Just so this post isn’t a complete excuse to make a pun, at about 6:30 the video shows Astaire dancing with some stairs in the scene. The stairs aren’t a very key part of the choreography though-- I had thought there was a scene with Fred Astaire dancing down stairs, but I couldn’t find anything quite as perfect of a meta-pun as that, for the purpose of this post
First thing I thought of was Leslie Nielsen falling down the stairs in ‘Dracula: Dead and Loving It’, reciting the vowels one by one as groans of pain on the way down.
Maybe you were thinking of Jimmy Cagney instead. Nothing like tap-dancing your way out of the White House and into a parade by the Army of the Potomac!
Aimez-vous Brahms? with Ingrid Bergman and Anthony Perkins includes a spiral staircase scene, the only one that has stayed with me all these years despite the omnipresence of stairs in films and TV shows.
A Matter of Life and Death (apparently released as Stairway to Heaven in the US): shall a baled out bomber pilot (played by David Niven) return to life and the woman he’s fallen in love with, or climb the stairway to the other life?
By an odd irony, Niven’s first wife died in an accidental fall downstairs around that time.
Believe it or not, there are documented instances of aircrew falling thousands of feet without a parachute and surviving.
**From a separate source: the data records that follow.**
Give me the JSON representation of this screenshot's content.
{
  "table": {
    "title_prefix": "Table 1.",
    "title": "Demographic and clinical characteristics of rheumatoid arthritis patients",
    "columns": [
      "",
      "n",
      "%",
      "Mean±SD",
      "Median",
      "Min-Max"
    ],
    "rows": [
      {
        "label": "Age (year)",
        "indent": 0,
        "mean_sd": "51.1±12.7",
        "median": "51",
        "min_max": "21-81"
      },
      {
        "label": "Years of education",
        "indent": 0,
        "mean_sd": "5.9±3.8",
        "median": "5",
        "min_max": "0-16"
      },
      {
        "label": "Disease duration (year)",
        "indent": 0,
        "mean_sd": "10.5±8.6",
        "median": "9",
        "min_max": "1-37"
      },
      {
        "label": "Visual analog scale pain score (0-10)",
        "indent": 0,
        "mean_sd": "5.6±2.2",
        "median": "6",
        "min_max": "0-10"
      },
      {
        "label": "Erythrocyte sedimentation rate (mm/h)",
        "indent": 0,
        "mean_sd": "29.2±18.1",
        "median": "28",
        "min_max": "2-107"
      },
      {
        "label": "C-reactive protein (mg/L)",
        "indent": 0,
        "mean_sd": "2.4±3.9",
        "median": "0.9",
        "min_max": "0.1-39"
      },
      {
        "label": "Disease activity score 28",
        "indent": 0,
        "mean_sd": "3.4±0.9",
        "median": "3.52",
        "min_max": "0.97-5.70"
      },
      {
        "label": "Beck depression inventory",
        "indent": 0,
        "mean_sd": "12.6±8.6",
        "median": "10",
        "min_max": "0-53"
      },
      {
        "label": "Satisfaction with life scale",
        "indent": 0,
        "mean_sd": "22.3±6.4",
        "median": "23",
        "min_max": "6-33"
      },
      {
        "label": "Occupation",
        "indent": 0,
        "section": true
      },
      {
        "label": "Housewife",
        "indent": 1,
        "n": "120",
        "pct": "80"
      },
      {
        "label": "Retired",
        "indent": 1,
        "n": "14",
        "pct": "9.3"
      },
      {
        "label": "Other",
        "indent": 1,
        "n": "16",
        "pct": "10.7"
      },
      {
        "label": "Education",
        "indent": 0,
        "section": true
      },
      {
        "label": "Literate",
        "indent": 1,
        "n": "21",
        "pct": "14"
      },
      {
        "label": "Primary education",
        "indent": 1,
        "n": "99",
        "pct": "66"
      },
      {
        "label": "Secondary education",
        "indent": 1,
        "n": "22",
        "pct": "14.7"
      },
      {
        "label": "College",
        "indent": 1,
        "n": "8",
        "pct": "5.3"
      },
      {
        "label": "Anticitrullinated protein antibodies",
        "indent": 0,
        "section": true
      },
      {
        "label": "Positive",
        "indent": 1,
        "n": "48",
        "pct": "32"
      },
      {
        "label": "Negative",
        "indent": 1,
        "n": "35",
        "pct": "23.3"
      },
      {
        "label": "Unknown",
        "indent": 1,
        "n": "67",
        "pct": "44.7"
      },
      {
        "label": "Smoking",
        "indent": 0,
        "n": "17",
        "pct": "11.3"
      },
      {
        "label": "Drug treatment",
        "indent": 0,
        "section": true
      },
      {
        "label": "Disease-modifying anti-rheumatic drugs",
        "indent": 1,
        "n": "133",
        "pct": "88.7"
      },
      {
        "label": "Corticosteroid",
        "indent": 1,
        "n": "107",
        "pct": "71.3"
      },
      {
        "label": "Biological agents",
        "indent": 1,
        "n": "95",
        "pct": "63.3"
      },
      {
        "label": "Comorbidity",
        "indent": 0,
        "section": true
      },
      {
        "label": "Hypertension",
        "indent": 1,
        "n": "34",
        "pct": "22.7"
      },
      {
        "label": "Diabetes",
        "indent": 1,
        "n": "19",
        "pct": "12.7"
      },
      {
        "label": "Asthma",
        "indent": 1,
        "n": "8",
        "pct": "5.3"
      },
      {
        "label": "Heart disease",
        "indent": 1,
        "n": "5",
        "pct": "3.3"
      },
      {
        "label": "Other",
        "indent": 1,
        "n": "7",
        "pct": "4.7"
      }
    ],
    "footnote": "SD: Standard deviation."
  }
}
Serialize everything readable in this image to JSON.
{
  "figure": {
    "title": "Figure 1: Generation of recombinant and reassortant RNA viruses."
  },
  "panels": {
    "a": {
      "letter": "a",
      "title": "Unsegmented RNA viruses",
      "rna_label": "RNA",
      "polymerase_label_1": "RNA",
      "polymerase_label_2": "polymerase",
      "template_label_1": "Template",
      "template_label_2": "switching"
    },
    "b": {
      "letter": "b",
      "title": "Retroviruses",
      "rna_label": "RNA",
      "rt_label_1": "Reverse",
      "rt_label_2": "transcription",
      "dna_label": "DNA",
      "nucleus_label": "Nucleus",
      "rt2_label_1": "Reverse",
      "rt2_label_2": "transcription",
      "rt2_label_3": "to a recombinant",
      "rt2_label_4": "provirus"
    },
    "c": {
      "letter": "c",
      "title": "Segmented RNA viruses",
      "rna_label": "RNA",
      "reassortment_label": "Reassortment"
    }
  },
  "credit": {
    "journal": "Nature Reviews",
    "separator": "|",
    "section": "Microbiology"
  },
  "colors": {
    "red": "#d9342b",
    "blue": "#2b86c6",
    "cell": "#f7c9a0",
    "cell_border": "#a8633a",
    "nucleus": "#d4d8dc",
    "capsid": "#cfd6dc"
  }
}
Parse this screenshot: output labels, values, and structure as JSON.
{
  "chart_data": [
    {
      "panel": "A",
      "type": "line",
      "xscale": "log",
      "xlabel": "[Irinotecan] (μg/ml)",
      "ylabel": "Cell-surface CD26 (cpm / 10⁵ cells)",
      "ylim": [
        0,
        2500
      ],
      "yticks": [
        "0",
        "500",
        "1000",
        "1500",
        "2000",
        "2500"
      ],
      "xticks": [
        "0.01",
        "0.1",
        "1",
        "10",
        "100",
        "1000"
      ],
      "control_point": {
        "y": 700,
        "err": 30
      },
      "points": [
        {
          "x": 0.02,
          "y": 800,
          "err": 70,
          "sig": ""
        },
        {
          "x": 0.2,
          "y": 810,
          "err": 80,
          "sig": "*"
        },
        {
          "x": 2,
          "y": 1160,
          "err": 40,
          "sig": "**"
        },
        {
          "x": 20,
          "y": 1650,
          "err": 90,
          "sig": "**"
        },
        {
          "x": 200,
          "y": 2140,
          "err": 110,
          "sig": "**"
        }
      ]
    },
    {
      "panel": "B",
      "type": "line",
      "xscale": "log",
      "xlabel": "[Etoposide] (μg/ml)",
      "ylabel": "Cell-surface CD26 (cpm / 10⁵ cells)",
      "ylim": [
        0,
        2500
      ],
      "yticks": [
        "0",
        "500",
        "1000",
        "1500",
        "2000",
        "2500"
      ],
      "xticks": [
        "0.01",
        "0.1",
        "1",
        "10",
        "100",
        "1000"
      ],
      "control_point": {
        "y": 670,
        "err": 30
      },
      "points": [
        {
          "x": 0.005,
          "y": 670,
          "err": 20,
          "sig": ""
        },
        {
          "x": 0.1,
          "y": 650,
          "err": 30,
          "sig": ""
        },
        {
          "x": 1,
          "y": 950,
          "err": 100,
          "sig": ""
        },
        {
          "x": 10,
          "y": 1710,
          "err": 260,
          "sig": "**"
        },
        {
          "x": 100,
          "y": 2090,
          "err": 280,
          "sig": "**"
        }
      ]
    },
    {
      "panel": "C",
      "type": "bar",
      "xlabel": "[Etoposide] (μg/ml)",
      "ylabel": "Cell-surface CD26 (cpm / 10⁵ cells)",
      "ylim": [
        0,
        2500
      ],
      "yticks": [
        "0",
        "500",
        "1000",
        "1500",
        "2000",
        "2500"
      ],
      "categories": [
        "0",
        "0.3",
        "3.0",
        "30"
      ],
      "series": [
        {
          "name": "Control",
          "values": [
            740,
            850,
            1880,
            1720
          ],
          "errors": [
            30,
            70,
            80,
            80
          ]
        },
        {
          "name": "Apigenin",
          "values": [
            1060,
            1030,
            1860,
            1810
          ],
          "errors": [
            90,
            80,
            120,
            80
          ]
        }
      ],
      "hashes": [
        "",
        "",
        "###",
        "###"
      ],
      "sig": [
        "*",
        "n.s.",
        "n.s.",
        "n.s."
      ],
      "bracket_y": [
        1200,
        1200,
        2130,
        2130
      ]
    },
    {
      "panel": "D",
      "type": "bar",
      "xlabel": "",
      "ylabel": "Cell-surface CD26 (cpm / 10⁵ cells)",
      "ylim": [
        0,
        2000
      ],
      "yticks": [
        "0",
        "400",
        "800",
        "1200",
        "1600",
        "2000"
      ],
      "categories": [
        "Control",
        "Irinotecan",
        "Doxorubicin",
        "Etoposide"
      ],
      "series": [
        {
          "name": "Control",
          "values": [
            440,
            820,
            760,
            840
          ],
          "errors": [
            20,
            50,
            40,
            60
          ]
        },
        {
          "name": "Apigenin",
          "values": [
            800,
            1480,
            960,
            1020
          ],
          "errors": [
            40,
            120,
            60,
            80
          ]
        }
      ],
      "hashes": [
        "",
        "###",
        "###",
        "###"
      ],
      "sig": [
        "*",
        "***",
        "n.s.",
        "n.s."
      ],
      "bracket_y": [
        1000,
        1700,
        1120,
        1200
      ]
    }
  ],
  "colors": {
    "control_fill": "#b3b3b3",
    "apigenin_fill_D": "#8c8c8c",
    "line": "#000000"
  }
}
I remember reading about this when I was in high school. In particular, the tailgunner of a Lancaster bomber bailed out ‘chuteless after his plane was targeted by a German night fighter. His parachute was stored inside the fuselage because there was no room for it in the turret, and it was already in flames by the time he was able to reach it. Deciding it would be better to die from a fall than to burn to death, he gave a shove and fell free of the airplane.
This was in the middle of winter, so everything below was covered in a heavy blanket of snow. After falling 20,000 feet, he landed in a snow-covered pine tree that cushioned most of his impact. He bounced off the tree and landed in a snowbank, where he was later discovered lying on his back after blowing repeatedly on the emergency whistle he’d been issued.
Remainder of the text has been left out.